Ankara Blast: change course, not tactic

On Wednesday, February 15, at least 90 people were killed and injured in a rush-hour car bombing targeting military personnel in the heart of the Turkish capital, Ankara.

After the blast, President Recep Tayyip Erdogan vowed revenge against those responsible. This is while no organization has claimed responsibility for the attack. Regardless, with what Turkey has done to Syria and with no shortage of suspects, from ISIL to the Kurdish PKK and various leftist groups that launch bombing attacks fairly on a regular basis, it is not that hard to guess who might have been behind the deadly blast. But that’s not the purpose of this write-up. The argument is this:

In light of the Ankara blast, there is little doubt that the American-Saudi-Turkish fantasy for regime change in Syria - in collaboration with hard-core jihadists and Takfiri mercenaries - has reached a bloody dead end. The “House of Erdogan” is free to blame the Kurdish forces or even its own mercenaries fleeing the battlefield of Aleppo for the blast, but they are wrong to assume shelling and invading Syria is the answer.

Lest they forget, there have been similar terrorist attacks in Europe, such as the one last November in Paris. When that happened, the French jumped onto their fighter jets and dropped a dozen bombs on the self-declared capital of the ISIL terrorist group, Raqqa, with no meaningful outcome. The terrorist group said it had already evacuated the targeted buildings, while the civilian population felt the damage. And for good reasons, Paris decided to change course – not tactic - and correct past mistakes vis-à-vis the Syrian conflict. 

As it turned out, those behind the Paris attacks were the sort of returnees the Western intelligence community – and Iranian-Russian officials – had been warning about for years, European nationals that activated sleeper cells with a longstanding presence in Syria. There is no reason to say the same thing is not happening in Turkey. After all, for at least five years Turkey has been acting as the main “Jihadi Super-Highway” for home-grown European terrorists joining ISIL and Al-Qaeda in Iraq and Syria. 

This should be more than enough for the “House of Erdogan” – with the hysterical news networks and subservient media following suit - to stop fueling anti-Kurdish speculation and sentiment, all while shifting the blame to the ongoing war on Syria which Ankara helped to start and fuel in the first place. This should also be more than enough to conclude that it is the United States, Saudi Arabia, Turkey and the mere extras who have blood on their hands, and not the Syrian Kurds.

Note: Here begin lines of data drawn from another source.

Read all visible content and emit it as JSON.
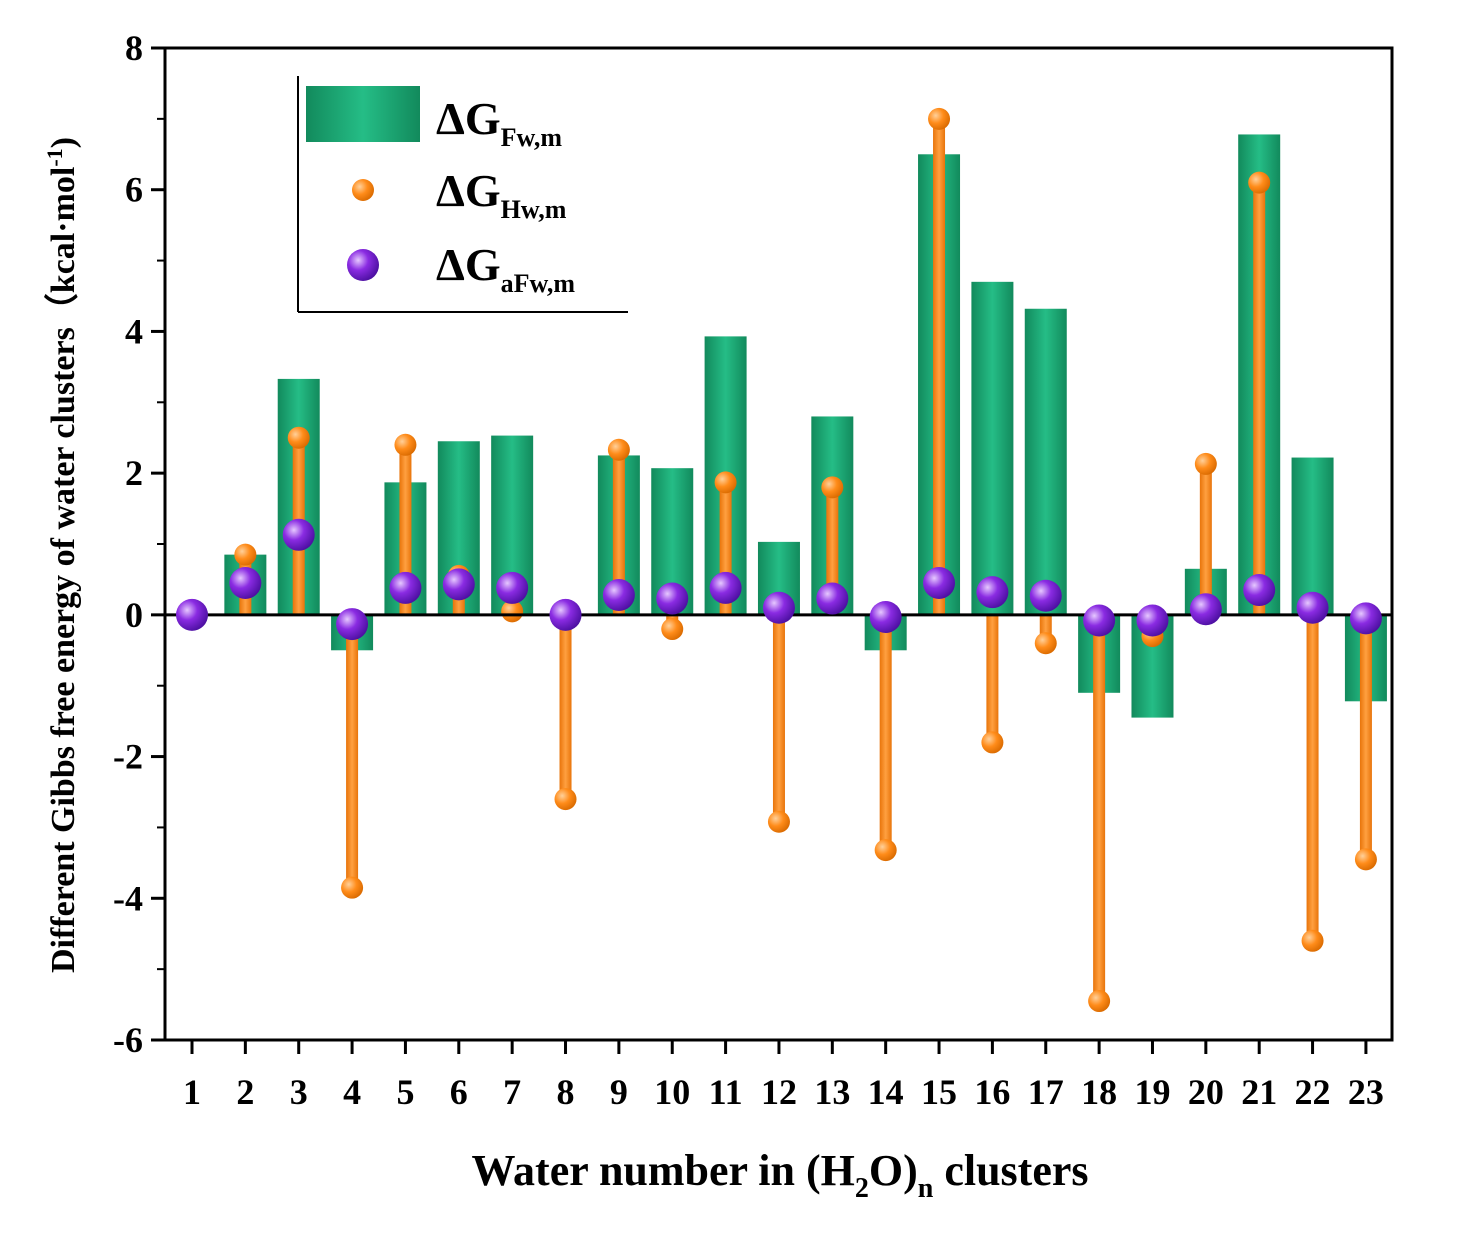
{
  "chart_data": {
    "type": "bar",
    "x_label_parts": {
      "prefix": "Water number in (H",
      "sub1": "2",
      "mid": "O)",
      "sub2": "n",
      "suffix": "  clusters"
    },
    "y_label_parts": {
      "main": "Different Gibbs free energy of water clusters（kcal·mol",
      "sup": "-1",
      "close": ")"
    },
    "ylim": [
      -6,
      8
    ],
    "y_ticks": [
      "8",
      "6",
      "4",
      "2",
      "0",
      "-2",
      "-4",
      "-6"
    ],
    "y_tick_values": [
      8,
      6,
      4,
      2,
      0,
      -2,
      -4,
      -6
    ],
    "categories": [
      "1",
      "2",
      "3",
      "4",
      "5",
      "6",
      "7",
      "8",
      "9",
      "10",
      "11",
      "12",
      "13",
      "14",
      "15",
      "16",
      "17",
      "18",
      "19",
      "20",
      "21",
      "22",
      "23"
    ],
    "series": [
      {
        "name": "ΔG_Fw,m",
        "legend_main": "ΔG",
        "legend_sub": "Fw,m",
        "kind": "bar",
        "color": "#1aa874",
        "values": [
          0,
          0.85,
          3.33,
          -0.5,
          1.87,
          2.45,
          2.53,
          0,
          2.25,
          2.07,
          3.93,
          1.03,
          2.8,
          -0.5,
          6.5,
          4.7,
          4.32,
          -1.1,
          -1.45,
          0.65,
          6.78,
          2.22,
          -1.22
        ]
      },
      {
        "name": "ΔG_Hw,m",
        "legend_main": "ΔG",
        "legend_sub": "Hw,m",
        "kind": "stem",
        "color": "#ff8c1a",
        "values": [
          0,
          0.85,
          2.5,
          -3.85,
          2.4,
          0.55,
          0.05,
          -2.6,
          2.33,
          -0.2,
          1.87,
          -2.92,
          1.8,
          -3.32,
          7.0,
          -1.8,
          -0.4,
          -5.45,
          -0.3,
          2.13,
          6.1,
          -4.6,
          -3.45
        ]
      },
      {
        "name": "ΔG_aFw,m",
        "legend_main": "ΔG",
        "legend_sub": "aFw,m",
        "kind": "point",
        "color": "#7a1fd6",
        "values": [
          0,
          0.45,
          1.13,
          -0.13,
          0.38,
          0.43,
          0.38,
          0,
          0.28,
          0.23,
          0.38,
          0.1,
          0.23,
          -0.03,
          0.45,
          0.32,
          0.27,
          -0.08,
          -0.08,
          0.08,
          0.35,
          0.1,
          -0.05
        ]
      }
    ],
    "legend_position": "top-left"
  }
}
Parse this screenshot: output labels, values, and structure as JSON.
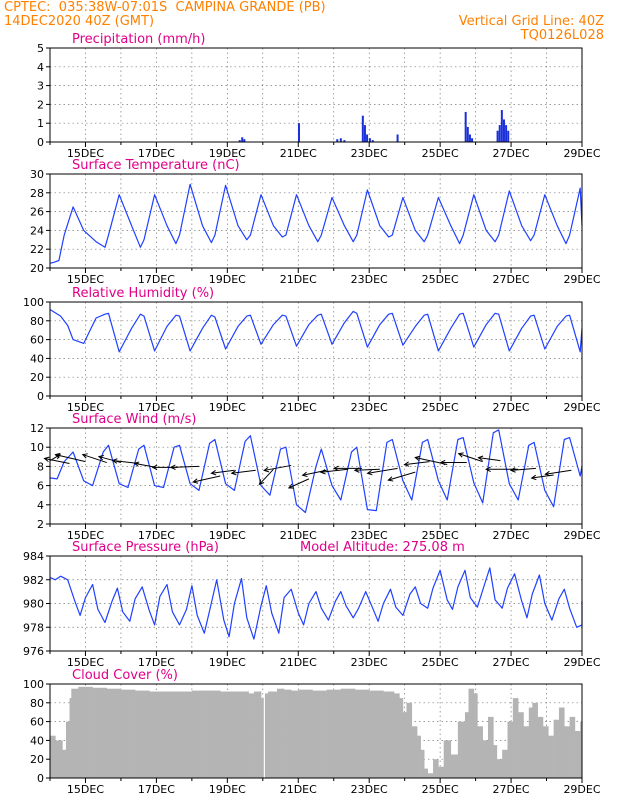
{
  "header": {
    "line1_left": "CPTEC:  035:38W-07:01S  CAMPINA GRANDE (PB)",
    "line2_left": "14DEC2020 40Z (GMT)",
    "line2_right": "Vertical Grid Line: 40Z",
    "line3_right": "TQ0126L028"
  },
  "colors": {
    "header_text": "#ff8000",
    "title_text": "#e0008a",
    "series_line": "#2040ff",
    "bar_fill": "#1a2fd8",
    "cloud_fill": "#b4b4b4",
    "wind_vector": "#000000"
  },
  "date_ticks": [
    "15DEC",
    "17DEC",
    "19DEC",
    "21DEC",
    "23DEC",
    "25DEC",
    "27DEC",
    "29DEC"
  ],
  "chart_data": [
    {
      "id": "precip",
      "type": "bar",
      "title": "Precipitation (mm/h)",
      "ylim": [
        0,
        5
      ],
      "yticks": [
        "0",
        "1",
        "2",
        "3",
        "4",
        "5"
      ],
      "x_days": [
        19.35,
        19.42,
        19.48,
        21.02,
        22.1,
        22.2,
        22.3,
        22.82,
        22.88,
        22.94,
        23.02,
        23.1,
        23.8,
        25.72,
        25.78,
        25.84,
        25.9,
        26.62,
        26.68,
        26.74,
        26.8,
        26.86,
        26.92
      ],
      "values": [
        0.1,
        0.25,
        0.15,
        1.0,
        0.15,
        0.2,
        0.1,
        1.4,
        0.9,
        0.4,
        0.2,
        0.1,
        0.4,
        1.6,
        0.8,
        0.4,
        0.2,
        0.6,
        0.9,
        1.7,
        1.2,
        0.9,
        0.6
      ],
      "grid": true
    },
    {
      "id": "temp",
      "type": "line",
      "title": "Surface Temperature (nC)",
      "ylim": [
        20,
        30
      ],
      "yticks": [
        "20",
        "22",
        "24",
        "26",
        "28",
        "30"
      ],
      "x_days": [
        14.0,
        14.1,
        14.25,
        14.4,
        14.65,
        14.95,
        15.3,
        15.55,
        15.65,
        15.95,
        16.3,
        16.55,
        16.65,
        16.95,
        17.3,
        17.55,
        17.65,
        17.95,
        18.3,
        18.55,
        18.65,
        18.95,
        19.3,
        19.55,
        19.65,
        19.95,
        20.3,
        20.55,
        20.65,
        20.95,
        21.3,
        21.55,
        21.65,
        21.95,
        22.3,
        22.55,
        22.65,
        22.95,
        23.3,
        23.55,
        23.65,
        23.95,
        24.3,
        24.55,
        24.65,
        24.95,
        25.3,
        25.55,
        25.65,
        25.95,
        26.3,
        26.55,
        26.65,
        26.95,
        27.3,
        27.55,
        27.65,
        27.95,
        28.3,
        28.55,
        28.65,
        28.95,
        29.1
      ],
      "values": [
        20.5,
        20.6,
        20.8,
        23.5,
        26.5,
        24.0,
        22.8,
        22.2,
        23.5,
        27.8,
        24.5,
        22.2,
        23.0,
        27.8,
        24.5,
        22.6,
        23.5,
        28.9,
        24.5,
        22.7,
        23.5,
        28.8,
        24.5,
        23.0,
        23.5,
        27.8,
        24.5,
        23.3,
        23.5,
        27.8,
        24.5,
        22.8,
        23.5,
        27.5,
        24.5,
        22.8,
        23.5,
        28.3,
        24.5,
        23.3,
        23.5,
        27.5,
        24.0,
        22.8,
        23.5,
        27.5,
        24.5,
        22.6,
        23.5,
        27.8,
        24.0,
        22.8,
        23.5,
        28.2,
        24.5,
        22.9,
        23.5,
        27.8,
        24.5,
        22.6,
        23.5,
        28.5,
        24.5
      ],
      "grid": true
    },
    {
      "id": "rh",
      "type": "line",
      "title": "Relative Humidity (%)",
      "ylim": [
        0,
        100
      ],
      "yticks": [
        "0",
        "20",
        "40",
        "60",
        "80",
        "100"
      ],
      "x_days": [
        14.0,
        14.3,
        14.5,
        14.65,
        14.95,
        15.3,
        15.55,
        15.65,
        15.95,
        16.3,
        16.55,
        16.65,
        16.95,
        17.3,
        17.55,
        17.65,
        17.95,
        18.3,
        18.55,
        18.65,
        18.95,
        19.3,
        19.55,
        19.65,
        19.95,
        20.3,
        20.55,
        20.65,
        20.95,
        21.3,
        21.55,
        21.65,
        21.95,
        22.3,
        22.55,
        22.65,
        22.95,
        23.3,
        23.55,
        23.65,
        23.95,
        24.3,
        24.55,
        24.65,
        24.95,
        25.3,
        25.55,
        25.65,
        25.95,
        26.3,
        26.55,
        26.65,
        26.95,
        27.3,
        27.55,
        27.65,
        27.95,
        28.3,
        28.55,
        28.65,
        28.95,
        29.1
      ],
      "values": [
        92,
        85,
        75,
        60,
        56,
        83,
        87,
        88,
        47,
        72,
        87,
        85,
        48,
        74,
        86,
        85,
        48,
        72,
        86,
        84,
        50,
        74,
        85,
        86,
        55,
        76,
        86,
        85,
        53,
        76,
        86,
        87,
        55,
        78,
        90,
        88,
        52,
        76,
        87,
        88,
        54,
        74,
        86,
        87,
        48,
        72,
        87,
        88,
        52,
        76,
        88,
        87,
        48,
        72,
        85,
        86,
        50,
        74,
        85,
        86,
        47,
        72
      ],
      "grid": true
    },
    {
      "id": "wind",
      "type": "line",
      "title": "Surface Wind (m/s)",
      "ylim": [
        2,
        12
      ],
      "yticks": [
        "2",
        "4",
        "6",
        "8",
        "10",
        "12"
      ],
      "x_days": [
        14.0,
        14.2,
        14.4,
        14.65,
        14.95,
        15.2,
        15.5,
        15.65,
        15.95,
        16.2,
        16.5,
        16.65,
        16.95,
        17.2,
        17.5,
        17.65,
        17.95,
        18.2,
        18.5,
        18.65,
        18.95,
        19.2,
        19.5,
        19.65,
        19.95,
        20.2,
        20.5,
        20.65,
        20.95,
        21.2,
        21.5,
        21.65,
        21.95,
        22.2,
        22.5,
        22.65,
        22.95,
        23.2,
        23.5,
        23.65,
        23.95,
        24.2,
        24.5,
        24.65,
        24.95,
        25.2,
        25.5,
        25.65,
        25.95,
        26.2,
        26.5,
        26.65,
        26.95,
        27.2,
        27.5,
        27.65,
        27.95,
        28.2,
        28.5,
        28.65,
        28.95,
        29.1
      ],
      "values": [
        6.8,
        6.7,
        8.5,
        9.5,
        6.5,
        6.0,
        9.5,
        10.2,
        6.2,
        5.8,
        9.8,
        10.2,
        6.0,
        5.8,
        10.0,
        10.2,
        6.2,
        5.5,
        10.4,
        10.8,
        6.2,
        5.5,
        10.6,
        11.2,
        6.0,
        5.0,
        9.8,
        10.0,
        4.0,
        3.2,
        8.0,
        9.8,
        6.0,
        4.5,
        9.5,
        10.0,
        3.5,
        3.4,
        10.5,
        10.8,
        6.5,
        4.5,
        10.5,
        10.8,
        6.5,
        4.5,
        10.8,
        11.0,
        6.3,
        4.2,
        11.5,
        11.8,
        6.2,
        4.5,
        10.2,
        10.5,
        5.5,
        3.8,
        10.8,
        11.0,
        7.0,
        8.0
      ],
      "grid": true,
      "vectors": [
        {
          "x_day": 14.0,
          "speed": 8.6,
          "dx": 10,
          "dy": -6
        },
        {
          "x_day": 14.55,
          "speed": 8.3,
          "dx": -25,
          "dy": -5
        },
        {
          "x_day": 15.0,
          "speed": 8.5,
          "dx": -30,
          "dy": -7
        },
        {
          "x_day": 15.6,
          "speed": 8.4,
          "dx": -24,
          "dy": -8
        },
        {
          "x_day": 16.0,
          "speed": 8.4,
          "dx": -22,
          "dy": -6
        },
        {
          "x_day": 16.5,
          "speed": 8.3,
          "dx": -26,
          "dy": -3
        },
        {
          "x_day": 17.0,
          "speed": 7.9,
          "dx": -22,
          "dy": -4
        },
        {
          "x_day": 17.6,
          "speed": 7.9,
          "dx": -25,
          "dy": 0
        },
        {
          "x_day": 18.2,
          "speed": 8.0,
          "dx": -28,
          "dy": 1
        },
        {
          "x_day": 18.8,
          "speed": 7.0,
          "dx": -27,
          "dy": 6
        },
        {
          "x_day": 19.2,
          "speed": 7.6,
          "dx": -23,
          "dy": 3
        },
        {
          "x_day": 19.8,
          "speed": 7.6,
          "dx": -24,
          "dy": 3
        },
        {
          "x_day": 20.3,
          "speed": 7.7,
          "dx": -14,
          "dy": 15
        },
        {
          "x_day": 20.8,
          "speed": 8.1,
          "dx": -27,
          "dy": 5
        },
        {
          "x_day": 21.3,
          "speed": 6.7,
          "dx": -20,
          "dy": 9
        },
        {
          "x_day": 21.8,
          "speed": 7.6,
          "dx": -24,
          "dy": 5
        },
        {
          "x_day": 22.4,
          "speed": 7.7,
          "dx": -27,
          "dy": 3
        },
        {
          "x_day": 22.8,
          "speed": 7.8,
          "dx": -28,
          "dy": 0
        },
        {
          "x_day": 23.3,
          "speed": 7.7,
          "dx": -25,
          "dy": 1
        },
        {
          "x_day": 23.8,
          "speed": 7.8,
          "dx": -30,
          "dy": 5
        },
        {
          "x_day": 24.3,
          "speed": 7.4,
          "dx": -27,
          "dy": 8
        },
        {
          "x_day": 24.7,
          "speed": 8.5,
          "dx": -25,
          "dy": 3
        },
        {
          "x_day": 25.2,
          "speed": 8.2,
          "dx": -32,
          "dy": -7
        },
        {
          "x_day": 25.75,
          "speed": 8.4,
          "dx": -26,
          "dy": 0
        },
        {
          "x_day": 26.2,
          "speed": 8.5,
          "dx": -24,
          "dy": -8
        },
        {
          "x_day": 26.7,
          "speed": 8.6,
          "dx": -22,
          "dy": -3
        },
        {
          "x_day": 27.2,
          "speed": 7.7,
          "dx": -32,
          "dy": 0
        },
        {
          "x_day": 27.7,
          "speed": 7.8,
          "dx": -25,
          "dy": 2
        },
        {
          "x_day": 28.2,
          "speed": 7.1,
          "dx": -22,
          "dy": 3
        },
        {
          "x_day": 28.7,
          "speed": 7.6,
          "dx": -26,
          "dy": 4
        }
      ]
    },
    {
      "id": "pres",
      "type": "line",
      "title": "Surface Pressure (hPa)",
      "annotation": "Model Altitude: 275.08 m",
      "ylim": [
        976,
        984
      ],
      "yticks": [
        "976",
        "978",
        "980",
        "982",
        "984"
      ],
      "x_days": [
        14.0,
        14.15,
        14.3,
        14.5,
        14.7,
        14.85,
        15.0,
        15.2,
        15.35,
        15.55,
        15.75,
        15.9,
        16.05,
        16.25,
        16.4,
        16.6,
        16.8,
        16.95,
        17.1,
        17.3,
        17.45,
        17.65,
        17.85,
        18.0,
        18.15,
        18.35,
        18.5,
        18.7,
        18.9,
        19.05,
        19.2,
        19.4,
        19.55,
        19.75,
        19.95,
        20.1,
        20.25,
        20.45,
        20.6,
        20.8,
        21.0,
        21.15,
        21.3,
        21.5,
        21.65,
        21.85,
        22.05,
        22.2,
        22.35,
        22.55,
        22.7,
        22.9,
        23.1,
        23.25,
        23.4,
        23.6,
        23.75,
        23.95,
        24.15,
        24.3,
        24.45,
        24.65,
        24.8,
        25.0,
        25.2,
        25.35,
        25.5,
        25.7,
        25.85,
        26.05,
        26.25,
        26.4,
        26.55,
        26.75,
        26.9,
        27.1,
        27.3,
        27.45,
        27.6,
        27.8,
        27.95,
        28.15,
        28.35,
        28.5,
        28.65,
        28.85,
        29.0,
        29.1
      ],
      "values": [
        982.2,
        982.0,
        982.3,
        982.0,
        980.2,
        979.0,
        980.5,
        981.6,
        979.5,
        978.4,
        980.2,
        981.3,
        979.3,
        978.5,
        980.4,
        981.4,
        979.4,
        978.2,
        980.6,
        981.6,
        979.3,
        978.2,
        979.5,
        981.5,
        979.0,
        977.5,
        979.4,
        982.0,
        978.6,
        977.2,
        980.0,
        982.1,
        978.8,
        977.0,
        979.8,
        981.5,
        979.2,
        977.5,
        980.5,
        981.2,
        979.2,
        978.2,
        980.0,
        981.0,
        979.6,
        978.6,
        980.2,
        981.0,
        979.8,
        978.8,
        979.6,
        981.0,
        979.6,
        978.5,
        980.0,
        981.2,
        979.7,
        979.0,
        980.8,
        981.4,
        980.0,
        979.6,
        981.3,
        982.8,
        980.3,
        979.5,
        981.4,
        982.8,
        980.5,
        979.7,
        981.6,
        983.0,
        980.3,
        979.6,
        981.3,
        982.5,
        980.2,
        978.8,
        980.8,
        982.4,
        980.0,
        978.6,
        980.4,
        981.2,
        979.6,
        978.0,
        978.2,
        980.2
      ],
      "grid": true
    },
    {
      "id": "cloud",
      "type": "area",
      "title": "Cloud Cover (%)",
      "ylim": [
        0,
        100
      ],
      "yticks": [
        "0",
        "20",
        "40",
        "60",
        "80",
        "100"
      ],
      "x_days": [
        14.0,
        14.15,
        14.35,
        14.45,
        14.55,
        14.6,
        14.8,
        15.2,
        15.6,
        16.0,
        16.4,
        16.8,
        17.2,
        17.6,
        18.0,
        18.4,
        18.8,
        19.2,
        19.6,
        19.75,
        19.95,
        20.02,
        20.06,
        20.15,
        20.4,
        20.6,
        20.8,
        21.0,
        21.4,
        21.8,
        22.2,
        22.6,
        23.0,
        23.4,
        23.7,
        23.85,
        23.95,
        24.05,
        24.2,
        24.35,
        24.45,
        24.55,
        24.65,
        24.8,
        24.95,
        25.1,
        25.3,
        25.5,
        25.7,
        25.8,
        25.95,
        26.05,
        26.2,
        26.35,
        26.5,
        26.6,
        26.75,
        26.9,
        27.05,
        27.2,
        27.35,
        27.5,
        27.6,
        27.75,
        27.9,
        28.05,
        28.2,
        28.35,
        28.5,
        28.65,
        28.8,
        28.95,
        29.1
      ],
      "values": [
        45,
        40,
        30,
        60,
        85,
        95,
        97,
        96,
        95,
        94,
        93,
        92,
        92,
        92,
        93,
        93,
        92,
        92,
        90,
        92,
        85,
        0,
        90,
        92,
        95,
        94,
        93,
        94,
        93,
        94,
        95,
        94,
        93,
        92,
        90,
        85,
        70,
        80,
        55,
        45,
        30,
        10,
        5,
        20,
        12,
        40,
        25,
        60,
        70,
        95,
        90,
        55,
        40,
        65,
        35,
        20,
        30,
        60,
        85,
        70,
        55,
        75,
        80,
        65,
        55,
        45,
        62,
        75,
        55,
        65,
        50,
        60,
        55
      ],
      "grid": true
    }
  ]
}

Meaning, the answer to the deadly Ankara blast is not revenge and going after the “pawns” as Erdogan would like to suggest. Indeed, holding Europe to ransom, erecting fences, sealing off external borders, and withholding aid as a deterrent to those seeking refuge from the very same kind of violence Ankara helped create is not the way forward. Equally, giving in to fear and shelling Syria will not protect anyone in Turkey from future attacks either. It is changing course and backing the Real War on Terror in Syria and Iraq that can save Turkey from itself.

Regardless, under the pretext of “self-defense,” Turkey cannot, and should not, impose further restrictions on its Southern borders with Syria - in direct breach of International Humanitarian Law and Geneva Conventions. If it can, it had better stop terrorists' flow into Syria via the same borders in the South, or still better, pay a little heed to the growing number of the terrorists that arrive in Turkey from across the world, not through porous borders and illegally, but on flights from different countries to be transited to Syria. Ankara shouldn’t allow political parties and opportunistic politicians to ratchet up anti-Syria and anti-Kurdish rhetoric in response to the latest attack. 

It bears emphasizing: Erecting fences and designating “no-fly” zones over the Syrian border is not going to stop future terrorist attacks and/or refugees fleeing violence in the war-torn country. All this will stop if Turkey, Saudi Arabia and the United States also stop training and arming “moderate” extremist outfits in Iraq and Syria. It is past time for Ankara to realize that.